League is living up to its crazy rep

KIRK PENTON -- Winnipeg Sun

, Last Updated: 7:38 AM ET

Sick of the mosquitoes?

Tired of the monsoon rains?

Is the humidity getting you down?

If you answered yes to any of the above questions, just sit back, grab the remote control and watch some CFL football.

The Crazy Football League is living up to its name these days, with close games and even some free boxing lessons on the sideline during the action.

The league made the cover of Time magazine's Canadian edition recently, and the amazing play on the field has justified that standing.

Take last week's CFL four-pack for example. All contests were decided by eight points or fewer, and the most "lopsided" result -- B.C.'s 37-29 win over Ottawa -- included a failed, on-side kick at the conclusion of the match.

There was also Toronto's stellar comeback against Saskatchewan, and Montreal's last-minute triumph over Edmonton.

The folks here in Manitoba might not be too pumped about the CFL these days, but even the Bomber game Thursday night forced the fans to remain in their seats until the bitter end.

PAINFUL MEMORIES: Pro football players are not exempt from life's ups and downs.

Montreal Alouettes middle linebacker John Turntine is one such player.

In a recent Montreal Gazette article, Turntine detailed how his life got turned upside down when his mother was murdered in June 1992.
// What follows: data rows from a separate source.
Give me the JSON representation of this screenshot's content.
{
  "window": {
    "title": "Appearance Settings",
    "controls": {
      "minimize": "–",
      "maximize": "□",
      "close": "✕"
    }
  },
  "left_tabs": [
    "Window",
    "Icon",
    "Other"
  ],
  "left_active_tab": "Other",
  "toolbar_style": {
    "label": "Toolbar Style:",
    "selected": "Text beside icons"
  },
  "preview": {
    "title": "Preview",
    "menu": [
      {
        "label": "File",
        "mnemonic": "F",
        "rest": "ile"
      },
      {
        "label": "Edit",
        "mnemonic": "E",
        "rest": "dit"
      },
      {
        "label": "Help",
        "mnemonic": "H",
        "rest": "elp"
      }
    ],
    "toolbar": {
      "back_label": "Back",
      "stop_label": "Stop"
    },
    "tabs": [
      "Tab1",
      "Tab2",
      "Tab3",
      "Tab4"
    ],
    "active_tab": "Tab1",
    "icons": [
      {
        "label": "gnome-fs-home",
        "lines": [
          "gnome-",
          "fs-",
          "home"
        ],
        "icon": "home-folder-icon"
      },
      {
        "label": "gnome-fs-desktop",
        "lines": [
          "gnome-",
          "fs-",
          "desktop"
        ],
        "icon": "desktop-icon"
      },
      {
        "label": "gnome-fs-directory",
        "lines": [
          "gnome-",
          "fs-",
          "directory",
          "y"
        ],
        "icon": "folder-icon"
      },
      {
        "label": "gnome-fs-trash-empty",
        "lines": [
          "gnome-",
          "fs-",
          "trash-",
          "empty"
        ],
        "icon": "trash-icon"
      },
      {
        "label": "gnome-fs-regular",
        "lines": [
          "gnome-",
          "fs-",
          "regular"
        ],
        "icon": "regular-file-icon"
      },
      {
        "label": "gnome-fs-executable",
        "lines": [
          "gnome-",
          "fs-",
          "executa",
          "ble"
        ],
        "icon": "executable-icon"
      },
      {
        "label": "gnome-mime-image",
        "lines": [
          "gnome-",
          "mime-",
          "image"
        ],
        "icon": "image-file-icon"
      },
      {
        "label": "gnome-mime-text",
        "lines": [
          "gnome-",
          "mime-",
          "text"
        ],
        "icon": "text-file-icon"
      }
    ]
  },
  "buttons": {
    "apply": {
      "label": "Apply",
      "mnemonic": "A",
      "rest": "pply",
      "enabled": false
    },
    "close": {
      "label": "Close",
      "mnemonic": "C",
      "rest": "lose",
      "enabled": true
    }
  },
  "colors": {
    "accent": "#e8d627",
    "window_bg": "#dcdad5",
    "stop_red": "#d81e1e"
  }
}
Turntine and his two sisters had travelled to Texas to visit their father when their mom Mary, a single mother and hotel manager who was walking home from a club in Greenwood, Miss., was murdered by a 17-year-old boy.

"I told somebody recently that you do get over it," Turntine told the Gazette. "But it's the summer and there's a lot of events she would have been involved with. I would have loved her to be around the twins and my three-year-old.

"I reminisce about the grandmother she would have been, because I know the mom she was."

Mary's murderer, David Blue, was sentenced to die, but he had his punishment reduced to life in prison with no chance of parole.

Turntine, whom the Ottawa Renegades released at the end of this year's training camp, is haunted by Blue's new sentence.

"I don't think him, sitting in an institution, justifies what me or my two sisters went through," he told the Gazette.

"They never got ... to put on makeup for the first time with my mom. It doesn't justify it. He abused all of us."